American Jewry, too, experienced a level of anti-semitism in word and deed that it had not seen since the terrible times of the 1920s and 1930s when the growing threats of European fascism and Nazism found their American imitators. Whatever sense of “white privilege” that American Jewry was granted after the events of the Holocaust years and the discrediting of the term anti-semitism seemed to be coming to an end.

We seem, therefore, to be entering a new era in American Jewish-Muslim relations. There are several indications of this phenomenon worth mentioning:

The American Jewish Committee, the oldest human rights organization in America and long reluctant to engage in organizational relationships with Muslim groups, has formed in the past few months a Muslim-Jewish Advisory Council, a joint partnership between the AJC and the Islamic Society of North America, the leading Muslim interest group in the country in order to “highlight the contributions of Muslims and Jews to American society; to develop a coordinated strategy to address anti-Muslim bigotry and anti-Semitism in the U.S.; and to work and protect the rights of religious minorities in the U.S. as enshrined in the Constitution …”

Sisterhood of Salaam Shalom is a 6-year old women’s group with chapters in several U.S. cities. The Muslim and Jewish members study sacred texts together and seek to break down the stereotypes that have separated the two communities. “Women navigate the world through relationships,” these women believe, and it is in this spirit that nearly 500 Muslim and Jewish women gathered at the group’s annual meeting recently, the largest such meeting ever held in the United States.

And finally, in perhaps the most dramatic event of all, in a recent meeting in San Francisco, two men, a rabbi and an imam, instead of simply engaging in some form of dialogue, spoke directly to their own co-religionists gathered in the hall. Both men urged Muslims and Jews to go beyond accepting just their respective culture or lifestyle and to accept the authenticity of each other’ religious beliefs. They said this in the spirit of Nostra Aetate and the new relationship between Christians and Jews.

Rabbi Donniel Hartman recited the watchword of Islamic belief in Arabic, the shahadah: La ilaha illa-llah, muhammadur rasulu-Ilah (There is no God but God, Muhammad is the messenger of God). “We Jews, he said, need to accept the shahada as Jews. The part about one God is easy, but accepting that Muhammad is a prophet of God, that’s the hard part but we have to try.”

He was followed by Imam Abdullah Antepli, the former Muslim chaplain at Duke University, who recited the watchword of Jewish belief, the Shema, in Hebrew: “Sh’ma Yisra’eil Adonai Eloheinu Adonai echad. (Hear, O Israel, the Lord is our God, the Lord is One). “For Muslims, he said, “I suggest we recite the Shema several times a day. The part about the one God is easy but we have to accept that God spoke to the children of Israel.
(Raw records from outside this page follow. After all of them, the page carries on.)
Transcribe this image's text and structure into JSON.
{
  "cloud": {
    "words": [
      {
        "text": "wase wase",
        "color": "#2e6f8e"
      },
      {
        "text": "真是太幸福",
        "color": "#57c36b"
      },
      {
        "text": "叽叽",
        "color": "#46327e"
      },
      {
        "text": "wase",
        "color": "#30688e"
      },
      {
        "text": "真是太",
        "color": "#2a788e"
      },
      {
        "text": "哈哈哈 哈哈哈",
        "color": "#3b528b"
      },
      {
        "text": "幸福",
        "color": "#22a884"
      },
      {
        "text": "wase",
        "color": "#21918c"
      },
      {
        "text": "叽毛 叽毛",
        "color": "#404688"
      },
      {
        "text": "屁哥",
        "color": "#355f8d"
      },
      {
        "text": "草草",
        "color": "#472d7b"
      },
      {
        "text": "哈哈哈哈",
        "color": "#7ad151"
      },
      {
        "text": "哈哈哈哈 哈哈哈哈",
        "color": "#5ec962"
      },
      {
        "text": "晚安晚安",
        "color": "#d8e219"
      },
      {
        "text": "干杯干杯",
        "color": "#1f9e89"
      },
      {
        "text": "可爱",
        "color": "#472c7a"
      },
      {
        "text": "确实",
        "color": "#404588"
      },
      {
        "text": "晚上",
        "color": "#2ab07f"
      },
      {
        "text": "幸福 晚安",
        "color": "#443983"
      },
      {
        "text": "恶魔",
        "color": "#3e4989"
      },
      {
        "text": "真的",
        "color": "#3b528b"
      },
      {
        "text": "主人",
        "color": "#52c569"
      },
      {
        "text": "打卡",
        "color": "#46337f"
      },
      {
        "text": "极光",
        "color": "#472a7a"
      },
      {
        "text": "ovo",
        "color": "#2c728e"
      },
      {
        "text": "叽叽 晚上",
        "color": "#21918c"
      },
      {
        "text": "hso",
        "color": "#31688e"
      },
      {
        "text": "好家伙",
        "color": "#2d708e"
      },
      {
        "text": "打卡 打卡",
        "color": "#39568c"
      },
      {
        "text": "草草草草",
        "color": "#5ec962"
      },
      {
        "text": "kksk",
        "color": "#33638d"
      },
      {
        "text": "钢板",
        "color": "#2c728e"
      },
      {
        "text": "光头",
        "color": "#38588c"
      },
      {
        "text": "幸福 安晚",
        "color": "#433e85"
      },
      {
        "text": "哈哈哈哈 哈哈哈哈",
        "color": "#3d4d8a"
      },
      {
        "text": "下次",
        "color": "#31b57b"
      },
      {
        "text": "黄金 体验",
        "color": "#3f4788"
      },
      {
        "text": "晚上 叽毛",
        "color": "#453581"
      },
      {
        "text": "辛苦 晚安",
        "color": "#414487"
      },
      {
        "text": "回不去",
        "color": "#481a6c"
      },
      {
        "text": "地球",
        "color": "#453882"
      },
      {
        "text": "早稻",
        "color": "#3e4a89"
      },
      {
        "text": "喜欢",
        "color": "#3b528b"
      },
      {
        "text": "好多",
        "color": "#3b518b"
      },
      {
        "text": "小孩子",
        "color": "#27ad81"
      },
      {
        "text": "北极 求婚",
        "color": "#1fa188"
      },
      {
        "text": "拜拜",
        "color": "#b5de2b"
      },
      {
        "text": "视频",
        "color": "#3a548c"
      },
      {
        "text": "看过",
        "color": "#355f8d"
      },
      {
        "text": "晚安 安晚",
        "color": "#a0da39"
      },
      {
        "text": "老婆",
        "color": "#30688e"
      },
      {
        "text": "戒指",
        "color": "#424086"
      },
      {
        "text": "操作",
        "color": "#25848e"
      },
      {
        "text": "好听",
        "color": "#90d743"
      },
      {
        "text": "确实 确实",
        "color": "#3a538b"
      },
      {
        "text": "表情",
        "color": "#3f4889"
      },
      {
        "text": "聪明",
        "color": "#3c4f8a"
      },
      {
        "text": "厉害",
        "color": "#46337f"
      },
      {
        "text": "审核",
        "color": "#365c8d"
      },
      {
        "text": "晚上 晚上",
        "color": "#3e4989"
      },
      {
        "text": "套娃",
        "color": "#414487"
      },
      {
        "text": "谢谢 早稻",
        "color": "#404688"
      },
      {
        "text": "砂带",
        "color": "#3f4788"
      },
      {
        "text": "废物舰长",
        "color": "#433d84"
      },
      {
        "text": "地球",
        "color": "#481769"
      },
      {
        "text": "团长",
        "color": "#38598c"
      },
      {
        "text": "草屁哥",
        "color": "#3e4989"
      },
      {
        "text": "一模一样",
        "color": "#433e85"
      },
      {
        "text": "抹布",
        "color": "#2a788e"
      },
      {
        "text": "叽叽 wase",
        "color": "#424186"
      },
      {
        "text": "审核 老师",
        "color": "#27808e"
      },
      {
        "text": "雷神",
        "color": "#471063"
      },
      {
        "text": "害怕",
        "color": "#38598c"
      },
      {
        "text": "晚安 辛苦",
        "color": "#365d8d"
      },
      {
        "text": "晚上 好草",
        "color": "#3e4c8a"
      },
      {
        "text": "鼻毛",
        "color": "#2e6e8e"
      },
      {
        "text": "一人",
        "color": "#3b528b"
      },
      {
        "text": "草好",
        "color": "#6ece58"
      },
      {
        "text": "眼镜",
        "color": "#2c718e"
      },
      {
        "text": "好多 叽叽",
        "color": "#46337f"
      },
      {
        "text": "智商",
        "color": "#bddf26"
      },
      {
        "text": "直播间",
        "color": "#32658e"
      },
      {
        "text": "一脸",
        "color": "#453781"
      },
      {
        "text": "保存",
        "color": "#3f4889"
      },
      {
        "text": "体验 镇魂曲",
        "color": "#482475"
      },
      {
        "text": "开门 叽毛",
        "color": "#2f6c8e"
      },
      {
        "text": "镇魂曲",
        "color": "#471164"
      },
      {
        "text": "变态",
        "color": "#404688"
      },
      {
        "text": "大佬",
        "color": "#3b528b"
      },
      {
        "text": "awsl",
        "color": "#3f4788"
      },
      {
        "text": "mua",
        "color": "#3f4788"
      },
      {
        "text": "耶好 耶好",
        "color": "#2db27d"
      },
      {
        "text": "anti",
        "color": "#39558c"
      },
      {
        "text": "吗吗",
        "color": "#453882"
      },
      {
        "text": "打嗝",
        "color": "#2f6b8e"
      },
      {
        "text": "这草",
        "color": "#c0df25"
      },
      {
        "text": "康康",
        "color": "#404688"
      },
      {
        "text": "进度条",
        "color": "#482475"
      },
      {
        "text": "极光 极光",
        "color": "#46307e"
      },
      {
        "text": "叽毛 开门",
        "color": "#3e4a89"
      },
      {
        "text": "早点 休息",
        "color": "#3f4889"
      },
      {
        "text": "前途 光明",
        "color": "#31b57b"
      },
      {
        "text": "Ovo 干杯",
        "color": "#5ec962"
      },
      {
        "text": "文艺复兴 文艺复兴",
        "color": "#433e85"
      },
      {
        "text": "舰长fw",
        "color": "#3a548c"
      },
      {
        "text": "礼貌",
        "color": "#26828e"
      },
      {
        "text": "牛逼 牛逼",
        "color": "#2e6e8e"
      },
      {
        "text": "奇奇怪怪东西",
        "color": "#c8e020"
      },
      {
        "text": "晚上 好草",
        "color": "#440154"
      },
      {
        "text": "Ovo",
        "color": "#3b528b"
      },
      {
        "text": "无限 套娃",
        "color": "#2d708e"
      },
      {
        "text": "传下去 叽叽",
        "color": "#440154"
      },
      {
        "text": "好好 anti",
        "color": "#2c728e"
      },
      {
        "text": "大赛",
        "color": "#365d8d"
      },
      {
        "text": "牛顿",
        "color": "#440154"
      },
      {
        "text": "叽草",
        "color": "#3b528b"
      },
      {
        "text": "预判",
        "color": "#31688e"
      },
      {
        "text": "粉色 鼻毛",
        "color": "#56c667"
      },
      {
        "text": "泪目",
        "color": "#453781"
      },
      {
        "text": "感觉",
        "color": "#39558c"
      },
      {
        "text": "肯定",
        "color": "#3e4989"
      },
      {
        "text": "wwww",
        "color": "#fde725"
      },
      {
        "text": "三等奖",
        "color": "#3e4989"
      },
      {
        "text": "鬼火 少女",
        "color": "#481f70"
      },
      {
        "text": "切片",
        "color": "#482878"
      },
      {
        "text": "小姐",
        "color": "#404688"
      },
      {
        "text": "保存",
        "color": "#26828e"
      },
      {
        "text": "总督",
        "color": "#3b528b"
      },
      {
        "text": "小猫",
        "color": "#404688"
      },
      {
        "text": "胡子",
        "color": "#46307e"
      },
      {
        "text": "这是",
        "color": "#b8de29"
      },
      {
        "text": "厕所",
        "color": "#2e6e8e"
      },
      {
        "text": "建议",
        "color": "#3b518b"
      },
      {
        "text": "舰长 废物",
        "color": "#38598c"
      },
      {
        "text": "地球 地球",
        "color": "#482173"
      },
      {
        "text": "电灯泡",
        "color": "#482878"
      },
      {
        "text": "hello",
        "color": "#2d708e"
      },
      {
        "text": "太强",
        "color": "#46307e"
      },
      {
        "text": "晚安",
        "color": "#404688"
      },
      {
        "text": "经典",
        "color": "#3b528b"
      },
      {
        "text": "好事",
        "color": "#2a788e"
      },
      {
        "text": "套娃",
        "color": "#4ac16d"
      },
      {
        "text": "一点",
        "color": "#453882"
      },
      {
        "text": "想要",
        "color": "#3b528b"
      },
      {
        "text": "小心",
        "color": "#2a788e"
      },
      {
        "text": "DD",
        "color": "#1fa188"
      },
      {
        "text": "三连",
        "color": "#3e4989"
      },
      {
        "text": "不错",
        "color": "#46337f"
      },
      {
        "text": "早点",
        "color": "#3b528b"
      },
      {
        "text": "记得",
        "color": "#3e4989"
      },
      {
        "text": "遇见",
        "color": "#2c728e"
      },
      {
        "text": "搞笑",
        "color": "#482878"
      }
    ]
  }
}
We have to bring ourselves to a level of honesty and respect that says this is a legitimate story with whatever that entails.”

He ended by saying “the next stage of Jewish-Muslim dialogue: American Jews and American Muslims learn from each other, and teach each other: how do we stand up for our cultures in America? And when we tackle that one both Adonai and Allah (the Hebrew and Arabic names for God) will smile.”

The 800-pound gorilla in the room is still there but perhaps is looking for a way to leave.

Abraham J. Peck is a co-founder of Interfaith Maine and a professor of history at the University of Southern Maine.